Tuesday, January 14th 2020, 3:20 pm - Several vulnerable marine species could disappear because they can’t survive in low-oxygen environments, but stuidies suggests there are ways to counteract some of the impacts of climate change.
In February 2017 German researchers detected a major change to our oceans -- marking the first in-depth look at how much oxygen is left in the world's water, using 50 years of data.
Except a few regions, oxygen -- an element that's essential to life on land and most marine organisms -- has decreased throughout the entire ocean, with the greatest loss in the North Pacific.
Warming water is part of the problem because it weakens circulation, meaning less oxygen is transported to the deep ocean.
As these levels decline, several vulnerable marine species could disappear because they can’t survive in low-oxygen environments.
But there is hope.
A 2019 study from Cardiff University suggests improved wastewater treatment and stricter regulations can counteract some of the impacts of climate change.
The team examined thousands of locations in England and Wales over twenty years. During that time, average water temperatures increased by 0.6 degrees Celsius, but improvements in water quality offset the heating by 0.8 degrees.
"Globally, freshwaters are amongst our most threatened habitats, showing some of the largest species declines and fastest rates of extinction," lead author Dr. Ian Vaughan from Cardiff University's Water Research Institute said in a statement.
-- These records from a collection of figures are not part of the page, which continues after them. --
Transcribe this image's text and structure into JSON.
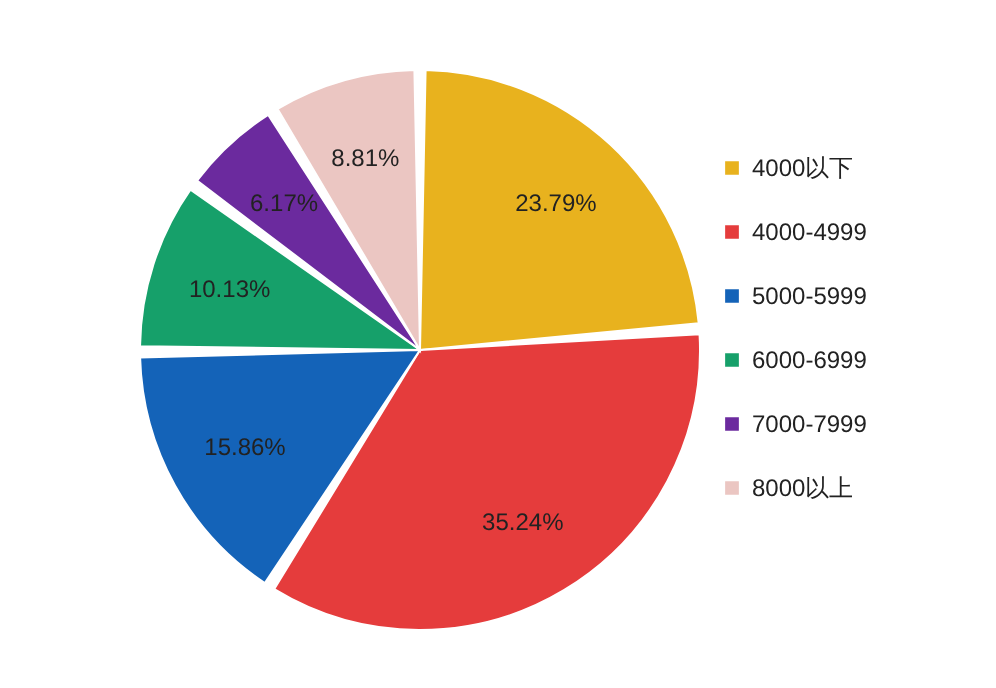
{
  "chart_data": {
    "type": "pie",
    "categories": [
      "4000以下",
      "4000-4999",
      "5000-5999",
      "6000-6999",
      "7000-7999",
      "8000以上"
    ],
    "values": [
      23.79,
      35.24,
      15.86,
      10.13,
      6.17,
      8.81
    ],
    "colors": [
      "#e8b21e",
      "#e53c3c",
      "#1463b8",
      "#16a06a",
      "#6b2a9e",
      "#ebc6c2"
    ],
    "value_labels": [
      "23.79%",
      "35.24%",
      "15.86%",
      "10.13%",
      "6.17%",
      "8.81%"
    ],
    "legend": "right"
  }
}
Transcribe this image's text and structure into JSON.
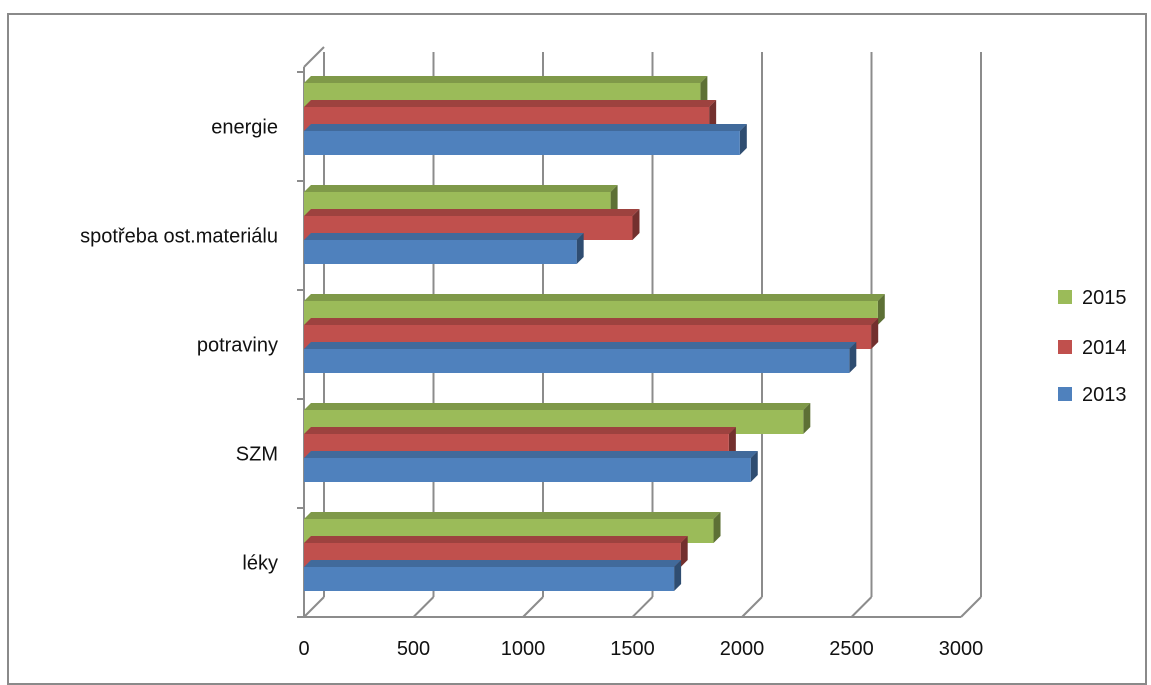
{
  "chart_data": {
    "type": "bar",
    "orientation": "horizontal",
    "style": "3d",
    "categories": [
      "léky",
      "SZM",
      "potraviny",
      "spotřeba ost.materiálu",
      "energie"
    ],
    "series": [
      {
        "name": "2013",
        "color": "#4F81BD",
        "values": [
          1690,
          2040,
          2490,
          1245,
          1990
        ]
      },
      {
        "name": "2014",
        "color": "#C0504D",
        "values": [
          1720,
          1940,
          2590,
          1500,
          1850
        ]
      },
      {
        "name": "2015",
        "color": "#9BBB59",
        "values": [
          1870,
          2280,
          2620,
          1400,
          1810
        ]
      }
    ],
    "xlim": [
      0,
      3000
    ],
    "xticks": [
      "0",
      "500",
      "1000",
      "1500",
      "2000",
      "2500",
      "3000"
    ],
    "grid": true,
    "legend_position": "right",
    "legend_order": [
      "2015",
      "2014",
      "2013"
    ]
  }
}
"Many freshwater species are very sensitive to temperature, with as little as a 0.5°C increase having large effects. Despite rising temperatures, many rivers in England and Wales have continued to recover from historical pollution problems over recent decades, suggesting that ongoing water quality improvements offset temperature rises."
While pollution control is not a "cure" for the impacts of climate change on waterways, Dr. Vaughan says the findings suggest water mitigation efforts could serve as a "tool" in reducing negative, climate-change related impacts to local ecosystems.